Para o professor de estatística do Instituto de Matemática da UFRJ Dani Gamerman, há uma inversão de valores perigosa.
— As pessoas têm o direito de se manifestar, mas é um absurdo um grupo que, às vezes, não passa de 50 pessoas, interferir no direito de ir e vir de milhares de cidadãos. E o poder público achar normal. O Estado tem que exercer o monopólio da força para garantir a rua para todos — critica.
O não cumprimento de regras legais — como, por exemplo, avisar sobre a greve com antecedência — está por trás de boa parte dos problemas. A opinião é do professor de estatística do Instituto de Matemática da USP, Carlos Alberto Bragança Pereira, outro que aderiu ao manifesto.
— Algumas manifestações são legítimas. Outras, não. No caso dos rodoviários de São Paulo, ninguém sabia sequer com quem negociar. Estão faltando regras claras, punições exemplares. Isso cria uma situação ruim para quem não tem nada a ver com aquele evento — afirma Pereira.
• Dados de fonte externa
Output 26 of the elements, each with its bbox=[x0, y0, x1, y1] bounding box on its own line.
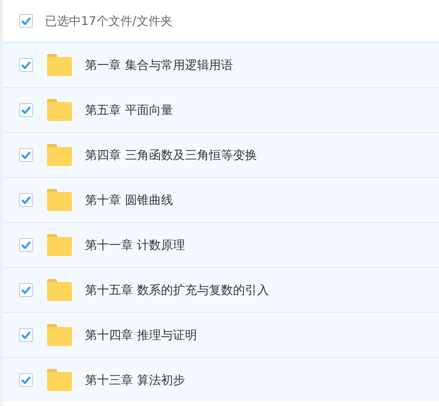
folder-icon bbox=[46, 144, 73, 166]
checkbox[interactable] bbox=[19, 328, 33, 342]
file-name[interactable]: 第十章 圆锥曲线 bbox=[85, 192, 173, 208]
file-name[interactable]: 第十五章 数系的扩充与复数的引入 bbox=[85, 282, 269, 298]
selection-count: 已选中17个文件/文件夹 bbox=[45, 12, 172, 30]
checkbox[interactable] bbox=[19, 148, 33, 162]
checkbox[interactable] bbox=[19, 373, 33, 387]
file-name[interactable]: 第五章 平面向量 bbox=[85, 102, 173, 118]
checkbox[interactable] bbox=[19, 193, 33, 207]
folder-icon bbox=[46, 324, 73, 346]
checkbox[interactable] bbox=[19, 238, 33, 252]
folder-icon bbox=[46, 54, 73, 76]
folder-icon bbox=[46, 279, 73, 301]
file-name[interactable]: 第一章 集合与常用逻辑用语 bbox=[85, 56, 233, 74]
checkbox[interactable] bbox=[19, 58, 33, 72]
file-name[interactable]: 第十一章 计数原理 bbox=[85, 236, 185, 254]
file-name[interactable]: 第十三章 算法初步 bbox=[85, 372, 185, 388]
folder-icon bbox=[46, 99, 73, 121]
file-name[interactable]: 第十四章 推理与证明 bbox=[85, 326, 197, 344]
checkbox[interactable] bbox=[19, 14, 33, 28]
checkbox[interactable] bbox=[19, 103, 33, 117]
checkbox[interactable] bbox=[19, 283, 33, 297]
folder-icon bbox=[46, 369, 73, 391]
folder-icon bbox=[46, 234, 73, 256]
file-name[interactable]: 第四章 三角函数及三角恒等变换 bbox=[85, 146, 257, 164]
folder-icon bbox=[46, 189, 73, 211]
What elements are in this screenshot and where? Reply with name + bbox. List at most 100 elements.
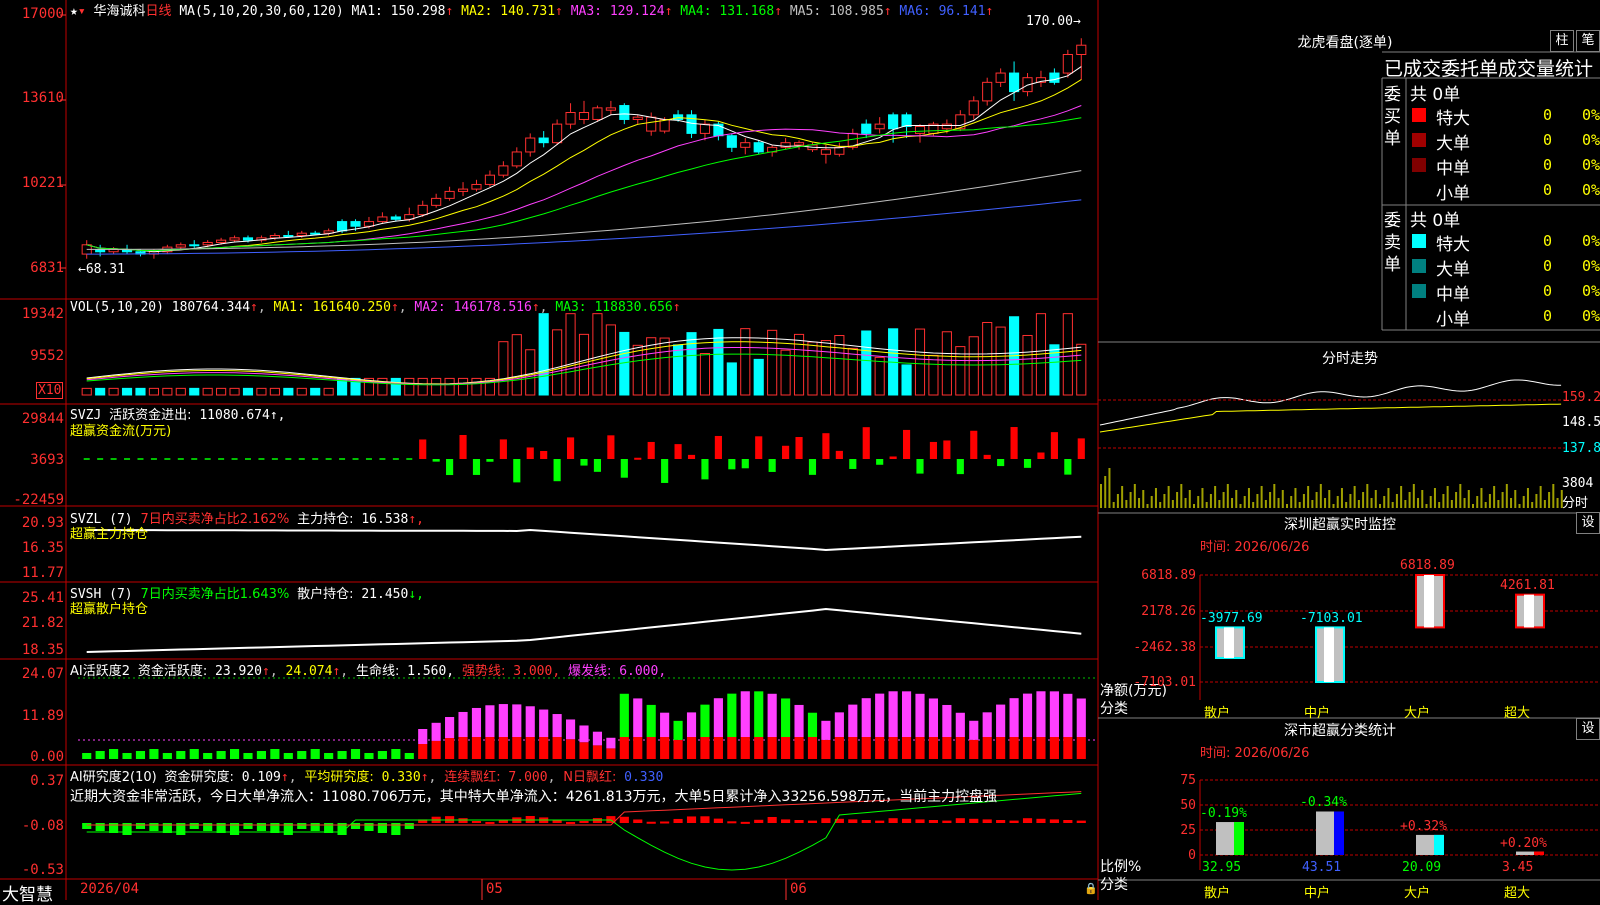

No meio jurídico, não faltam críticas. Professor de Penal da PUC, Breno Melaragno diz que as manifestações têm criado um transtorno permanente:
— Há de haver um equilíbrio entre o direto de livre manifestação e o direito de ir e vir. Não são manifestações isoladas. Elas ocorrem o tempo todo.
Daniel Andrés Raizman, professor de Direito Constitucional da UFF, é outro inconformado com os abusos:
— É preciso garantir a prestação do serviço. O princípio da razoabilidade tem que ser respeitado.